In the example all of A through G are elements.
The query:
association prox/unit=tree.element/distance=0 miningwould find a match in element E.
The query
association prox/unit=tree.element/distance=1 classificationwould match the text in elements E and F as they are siblings with a distance of 1.
The query
data prox/unit=tree.element/distance>0 classificationwould not match anything, because 'data mining' apppears in B, and 'classification' appears in F, which is a vertical distance, rather than a horizontal distance.

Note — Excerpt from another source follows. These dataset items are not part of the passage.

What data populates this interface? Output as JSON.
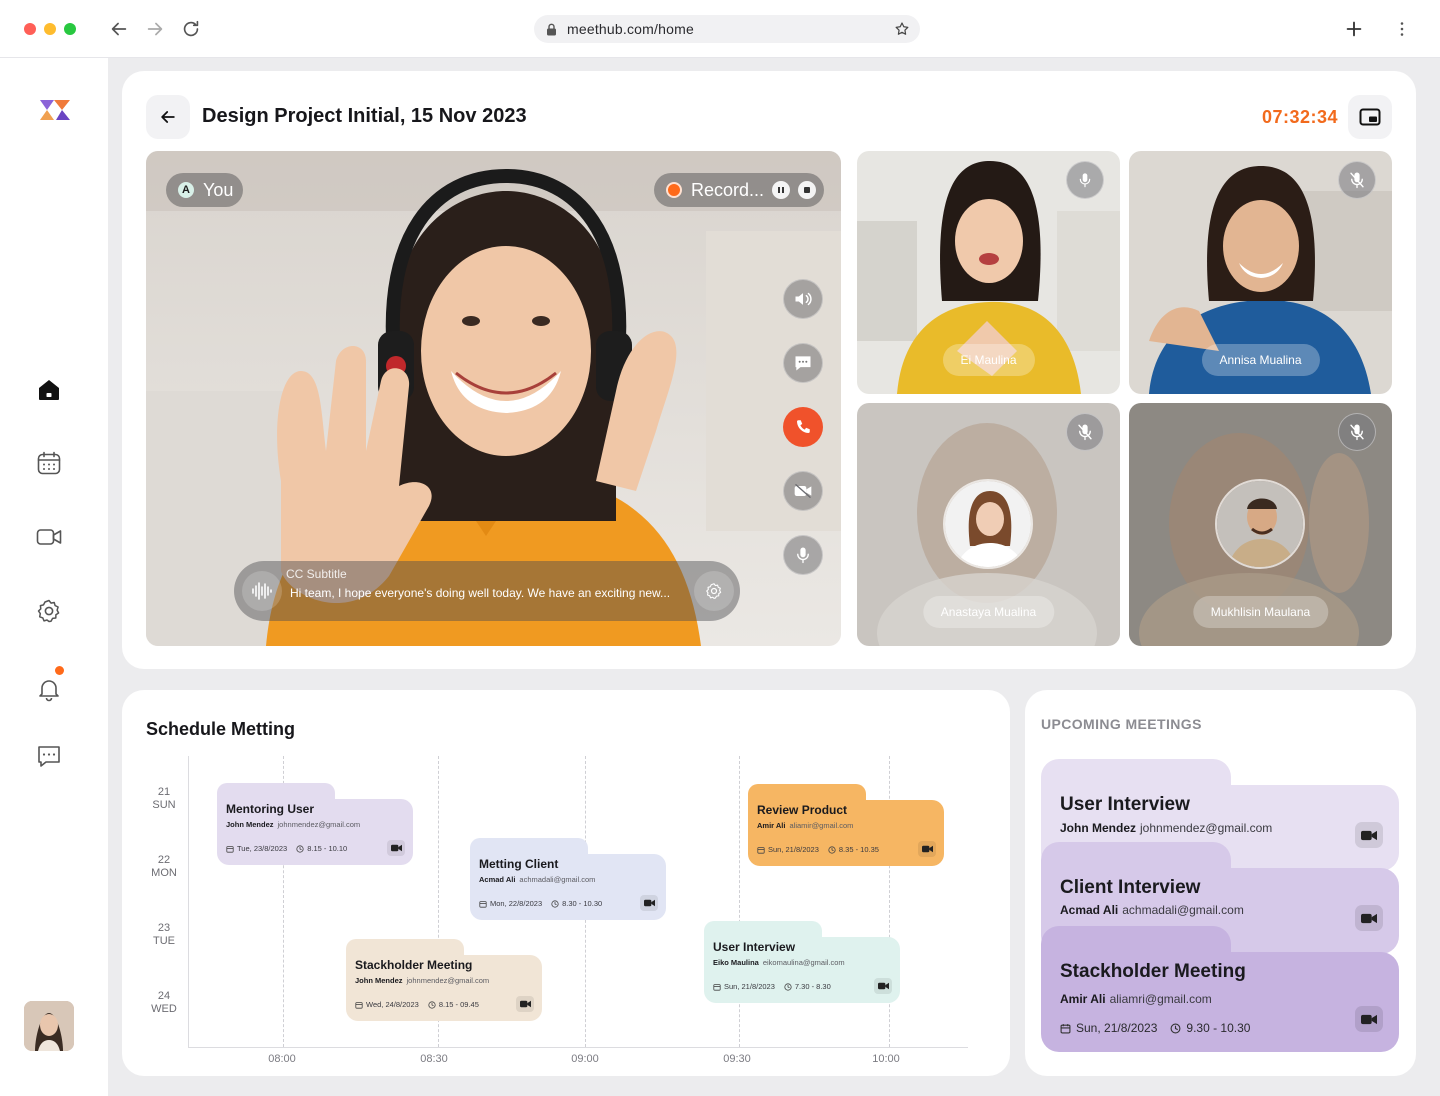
{
  "browser": {
    "url": "meethub.com/home"
  },
  "call": {
    "title": "Design Project Initial, 15 Nov 2023",
    "timer": "07:32:34",
    "self_initial": "A",
    "self_label": "You",
    "record_label": "Record...",
    "subtitle_heading": "CC Subtitle",
    "subtitle_text": "Hi team, I hope everyone's doing well today. We have an exciting new...",
    "participants": [
      {
        "name": "Ei Maulina",
        "muted": false
      },
      {
        "name": "Annisa Mualina",
        "muted": true
      },
      {
        "name": "Anastaya Mualina",
        "muted": true
      },
      {
        "name": "Mukhlisin Maulana",
        "muted": true
      }
    ]
  },
  "schedule": {
    "title": "Schedule Metting",
    "days": [
      {
        "num": "21",
        "dow": "SUN"
      },
      {
        "num": "22",
        "dow": "MON"
      },
      {
        "num": "23",
        "dow": "TUE"
      },
      {
        "num": "24",
        "dow": "WED"
      }
    ],
    "times": [
      "08:00",
      "08:30",
      "09:00",
      "09:30",
      "10:00"
    ],
    "events": [
      {
        "title": "Mentoring User",
        "person": "John Mendez",
        "email": "johnmendez@gmail.com",
        "date": "Tue, 23/8/2023",
        "time": "8.15 - 10.10",
        "color": "#e3dcef"
      },
      {
        "title": "Metting Client",
        "person": "Acmad Ali",
        "email": "achmadali@gmail.com",
        "date": "Mon, 22/8/2023",
        "time": "8.30 - 10.30",
        "color": "#e1e5f4"
      },
      {
        "title": "Review Product",
        "person": "Amir Ali",
        "email": "aliamir@gmail.com",
        "date": "Sun, 21/8/2023",
        "time": "8.35 - 10.35",
        "color": "#f6b663"
      },
      {
        "title": "User Interview",
        "person": "Eiko Maulina",
        "email": "eikomaulina@gmail.com",
        "date": "Sun, 21/8/2023",
        "time": "7.30 - 8.30",
        "color": "#dff2ee"
      },
      {
        "title": "Stackholder Meeting",
        "person": "John Mendez",
        "email": "johnmendez@gmail.com",
        "date": "Wed, 24/8/2023",
        "time": "8.15 - 09.45",
        "color": "#f1e5d6"
      }
    ]
  },
  "upcoming": {
    "heading": "UPCOMING MEETINGS",
    "items": [
      {
        "title": "User Interview",
        "person": "John Mendez",
        "email": "johnmendez@gmail.com",
        "color": "#e7e0f2"
      },
      {
        "title": "Client Interview",
        "person": "Acmad Ali",
        "email": "achmadali@gmail.com",
        "color": "#d6c9e9"
      },
      {
        "title": "Stackholder Meeting",
        "person": "Amir Ali",
        "email": "aliamri@gmail.com",
        "date": "Sun, 21/8/2023",
        "time": "9.30 - 10.30",
        "color": "#c6b3e0"
      }
    ]
  },
  "colors": {
    "accent": "#f26a1c",
    "end_call": "#f0522b",
    "notification": "#ff6a1a"
  },
  "icons": [
    "back-arrow-icon",
    "forward-arrow-icon",
    "reload-icon",
    "lock-icon",
    "star-icon",
    "plus-icon",
    "kebab-icon",
    "logo-icon",
    "home-icon",
    "calendar-icon",
    "video-icon",
    "settings-icon",
    "bell-icon",
    "chat-icon",
    "picture-in-picture-icon",
    "pause-icon",
    "stop-icon",
    "speaker-icon",
    "message-icon",
    "phone-icon",
    "camera-icon",
    "mic-icon",
    "mic-off-icon",
    "soundwave-icon",
    "gear-icon",
    "clock-icon"
  ]
}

We can also search vertically in the tree using the 'parent' or 'child' proximity units. Parent searches upwards in the tree, child searches downwards. Note that there is not a default ordering (unless the server defaults the search to ordered), meaning that the two units function identically for unordered searches. This will be covered in the examples below, but the recommended best practice would be to default parent/child proximity searches to ordered. Distance=0 is the same as for element -- within the same node -- but the recommended best practice would be that distance is always 1 or greater, and default to 1.
The query:
linguistics prox/unit=tree.parent/distance=1 introductionwould match due to nodes C (linguistics) which has the parent A (introduction).
The query:
introduction prox/unit=tree.child/distance>1 indexingwould match A and F, as well as A and G.
The query:
mining prox/unit=tree.child/distance=1/unordered datawould match E (mining) and B (data), even though B is the parent of E, because the query says that it should not care which order the terms appear in.

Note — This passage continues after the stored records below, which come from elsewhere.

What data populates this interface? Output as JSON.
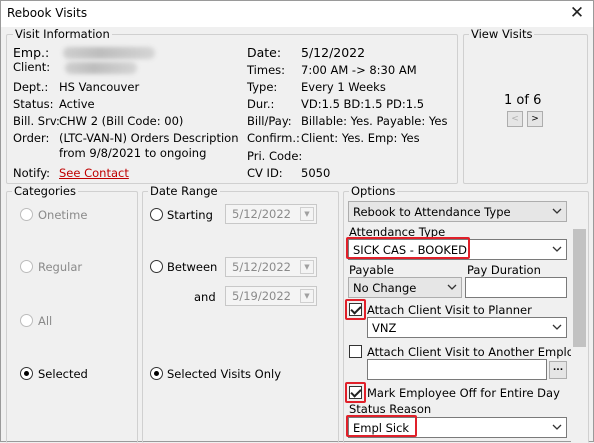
{
  "window": {
    "title": "Rebook Visits",
    "close_glyph": "✕"
  },
  "visit_info": {
    "legend": "Visit Information",
    "emp_label": "Emp.:",
    "client_label": "Client:",
    "dept_label": "Dept.:",
    "dept_value": "HS Vancouver",
    "status_label": "Status:",
    "status_value": "Active",
    "bill_label": "Bill. Srv:",
    "bill_value": "CHW 2 (Bill Code: 00)",
    "order_label": "Order:",
    "order_value_1": "(LTC-VAN-N) Orders Description",
    "order_value_2": "from 9/8/2021 to ongoing",
    "notify_label": "Notify:",
    "notify_link": "See Contact",
    "date_label": "Date:",
    "date_value": "5/12/2022",
    "times_label": "Times:",
    "times_value": "7:00 AM -> 8:30 AM",
    "type_label": "Type:",
    "type_value": "Every 1 Weeks",
    "dur_label": "Dur.:",
    "dur_value": "VD:1.5  BD:1.5  PD:1.5",
    "billpay_label": "Bill/Pay:",
    "billpay_value": "Billable: Yes. Payable: Yes",
    "confirm_label": "Confirm.:",
    "confirm_value": "Client: Yes. Emp: Yes",
    "pricode_label": "Pri. Code:",
    "cvid_label": "CV ID:",
    "cvid_value": "5050"
  },
  "view_visits": {
    "legend": "View Visits",
    "counter": "1 of 6",
    "prev": "<",
    "next": ">"
  },
  "categories": {
    "legend": "Categories",
    "items": [
      {
        "label": "Onetime",
        "selected": false,
        "enabled": false
      },
      {
        "label": "Regular",
        "selected": false,
        "enabled": false
      },
      {
        "label": "All",
        "selected": false,
        "enabled": false
      },
      {
        "label": "Selected",
        "selected": true,
        "enabled": true
      }
    ]
  },
  "date_range": {
    "legend": "Date Range",
    "starting_label": "Starting",
    "starting_value": "5/12/2022",
    "between_label": "Between",
    "between_value": "5/12/2022",
    "and_label": "and",
    "and_value": "5/19/2022",
    "selected_only_label": "Selected Visits Only"
  },
  "options": {
    "legend": "Options",
    "mode_value": "Rebook to Attendance Type",
    "attendance_type_label": "Attendance Type",
    "attendance_type_value": "SICK CAS - BOOKED",
    "payable_label": "Payable",
    "payable_value": "No Change",
    "pay_duration_label": "Pay Duration",
    "pay_duration_value": "",
    "attach_planner_label": "Attach Client Visit to Planner",
    "attach_planner_checked": true,
    "planner_value": "VNZ",
    "attach_other_label": "Attach Client Visit to Another Emplo",
    "attach_other_checked": false,
    "other_emp_value": "",
    "ellipsis": "...",
    "mark_off_label": "Mark Employee Off for Entire Day",
    "mark_off_checked": true,
    "status_reason_label": "Status Reason",
    "status_reason_value": "Empl Sick"
  },
  "colors": {
    "highlight": "#e0202a",
    "link": "#c00000"
  }
}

We may also want to search vertically and horizontally through the tree at the same time.
For example, we might wish to find association (E) in the same subtree as linguistics (C). In this case, the top node A is the common parent of those nodes, but in a larger tree, A might be a child of another node. In order to accomodate this search, we have another proximity unit 'subTree'.
The distance is the vertical distance at which a common ancestor must be found.
So the query:
association prox/unit=tree.subtree/distance<3 linguisticswould match a subTree with A as the common parent.
The query
association prox/unit=tree.subtree/distance=2 linguisticswould not match, as the distance from linguistics (C) to A is 1, not 2.
However the query
indexing prox/unit=tree.subtree/distance=2 miningwould match nodes E and G, both of which have a distance of 2 to their common parent A.
MARC
The two indicators and subfields are the proximity elements, as they are the structure in which the data will be found.

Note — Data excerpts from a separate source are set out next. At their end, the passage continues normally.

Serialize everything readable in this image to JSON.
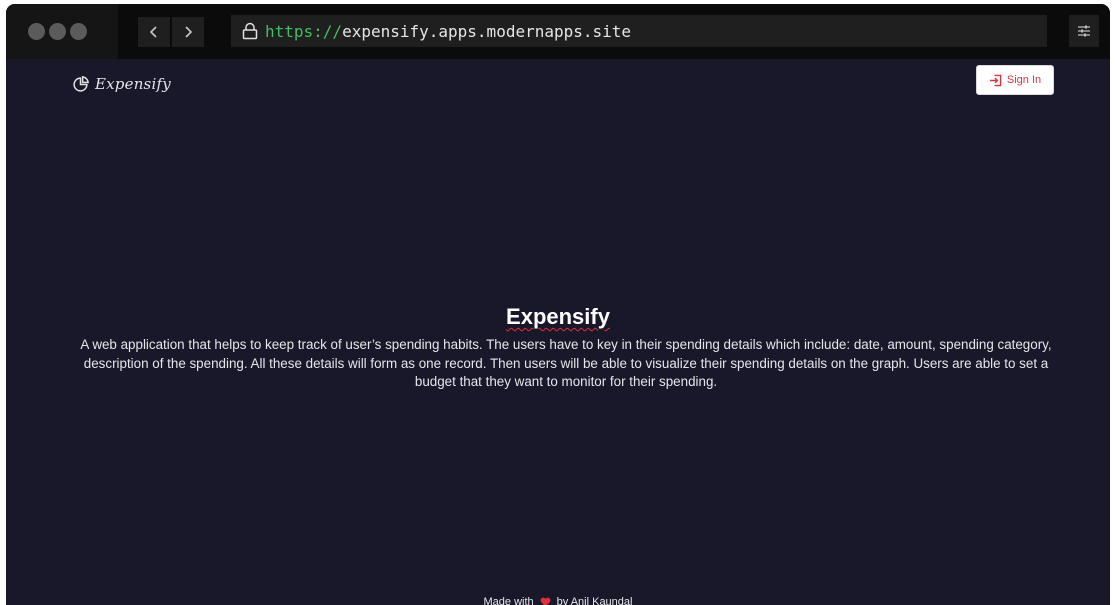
{
  "browser": {
    "url_scheme": "https://",
    "url_host": "expensify.apps.modernapps.site",
    "icons": {
      "back": "chevron-left-icon",
      "forward": "chevron-right-icon",
      "lock": "lock-icon",
      "settings": "sliders-icon"
    }
  },
  "header": {
    "logo_text": "Expensify",
    "logo_icon": "pie-chart-icon",
    "signin_label": "Sign In",
    "signin_icon": "sign-in-icon"
  },
  "hero": {
    "title": "Expensify",
    "description": "A web application that helps to keep track of user’s spending habits. The users have to key in their spending details which include: date, amount, spending category, description of the spending. All these details will form as one record. Then users will be able to visualize their spending details on the graph. Users are able to set a budget that they want to monitor for their spending."
  },
  "footer": {
    "made_with": "Made with",
    "heart_icon": "heart-icon",
    "by_author": "by Anil Kaundal"
  },
  "colors": {
    "page_background": "#18182a",
    "accent_red": "#e0303a",
    "url_scheme_green": "#3fbf62"
  }
}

In XML, an 'element' is an element or an attribute.
(
(
txt.object = cancer
prox/unit=txt.clause/distance=0
txt.verb = kill
)
prox/unit=txt.sentence/distance<2
txt.fulltext = seminoma
)
prox/unit=tree.subtree/distance<3
txt.fulltext = chemotherapy
Find a single clause that has the verb 'kill' with the object containing 'cancer', within the same or adjacent sentences as the word 'seminoma', all of which must be within a subtree distance less than 3 of the word 'chemotherapy'. (!)